一方で同じ柑橘類でも温州みかんやカボス、バレンシアオレンジ、マンダリンオレンジ、ネーブル、日向夏、レモン、ゆずなどは薬との相互作用の心配が比較的少ないです。
ワンポイントアドバイス
グレープフルーツ以外の注意が必要な食べ物・飲み物
アルコール
影響を受ける薬
抗不安薬、鎮痛薬(アセトアミノフェン、NSAIDsなど)、糖尿病治療薬、抗うつ薬など。
効果
アルコールは中枢神経抑制作用があり、抗不安薬や鎮痛薬と相互作用すると、鎮静作用が強まり呼吸抑制が起こることがあります。また、糖尿病薬と組み合わせると、低血糖のリスクが増します。

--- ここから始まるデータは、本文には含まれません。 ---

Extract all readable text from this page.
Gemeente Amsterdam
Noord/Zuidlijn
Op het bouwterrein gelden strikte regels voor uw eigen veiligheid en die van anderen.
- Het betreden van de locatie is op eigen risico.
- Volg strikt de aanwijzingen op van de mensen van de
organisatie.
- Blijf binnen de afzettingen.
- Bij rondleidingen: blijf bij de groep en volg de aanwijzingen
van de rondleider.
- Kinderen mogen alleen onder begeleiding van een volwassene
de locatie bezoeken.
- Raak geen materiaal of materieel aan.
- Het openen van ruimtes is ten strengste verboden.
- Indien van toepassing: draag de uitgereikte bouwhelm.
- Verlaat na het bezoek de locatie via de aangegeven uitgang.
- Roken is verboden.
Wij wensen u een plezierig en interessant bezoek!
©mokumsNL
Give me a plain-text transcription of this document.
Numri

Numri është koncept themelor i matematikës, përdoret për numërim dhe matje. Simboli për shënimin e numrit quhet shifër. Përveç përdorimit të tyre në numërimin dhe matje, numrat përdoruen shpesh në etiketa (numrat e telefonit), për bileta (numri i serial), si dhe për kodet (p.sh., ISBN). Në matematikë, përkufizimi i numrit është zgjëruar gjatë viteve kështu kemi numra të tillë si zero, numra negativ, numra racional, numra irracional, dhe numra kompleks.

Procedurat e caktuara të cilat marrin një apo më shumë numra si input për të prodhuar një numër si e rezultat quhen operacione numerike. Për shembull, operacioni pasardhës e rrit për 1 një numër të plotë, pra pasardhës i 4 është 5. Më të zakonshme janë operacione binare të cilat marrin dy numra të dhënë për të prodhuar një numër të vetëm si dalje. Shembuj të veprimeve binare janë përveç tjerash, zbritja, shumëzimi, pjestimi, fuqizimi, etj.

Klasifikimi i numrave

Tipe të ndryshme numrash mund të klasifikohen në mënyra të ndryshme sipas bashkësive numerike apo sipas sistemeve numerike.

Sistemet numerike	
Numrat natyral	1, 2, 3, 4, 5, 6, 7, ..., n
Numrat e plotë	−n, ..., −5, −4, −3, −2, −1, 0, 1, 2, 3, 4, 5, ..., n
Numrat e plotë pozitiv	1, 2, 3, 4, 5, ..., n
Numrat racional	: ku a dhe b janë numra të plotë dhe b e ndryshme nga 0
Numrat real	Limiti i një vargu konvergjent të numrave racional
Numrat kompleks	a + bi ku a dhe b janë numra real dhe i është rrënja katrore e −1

ビタミンKを多く含む食品(納豆、ほうれん草、ブロッコリーなど)
影響を受ける薬
抗凝固薬(ワルファリンなど)。
効果
ビタミンKは血液凝固に関与するため、抗凝固薬の効果を減弱させる可能性があります。ビタミンKを多く摂ると、薬の血液凝固抑制効果が低下することがあります。
乳製品
影響を受ける薬
抗菌薬(テトラサイクリン系、フルオロキノロン系)。
効果
乳製品に含まれるカルシウムが抗生物質と結合し、腸での吸収が妨げられるため、薬の効果が減弱する可能性があります。
カフェイン
影響を受ける薬
喘息治療薬(テオフィリン)、一部の抗うつ薬(フルボキサミン)など。
効果
カフェインの刺激作用が薬の効果を増強し、過度な興奮や不安感を引き起こすことがあります。薬の代謝を妨げて血中濃度が高まることもあります。
まとめ
薬を服用している際は、グレープフルーツやその類似の果物を避けることが推奨される場合があります。特にCYP3A4酵素を通じて代謝される薬の場合、グレープフルーツとの相互作用によって薬の効果が変動するリスクがあるため、十分な注意が必要です。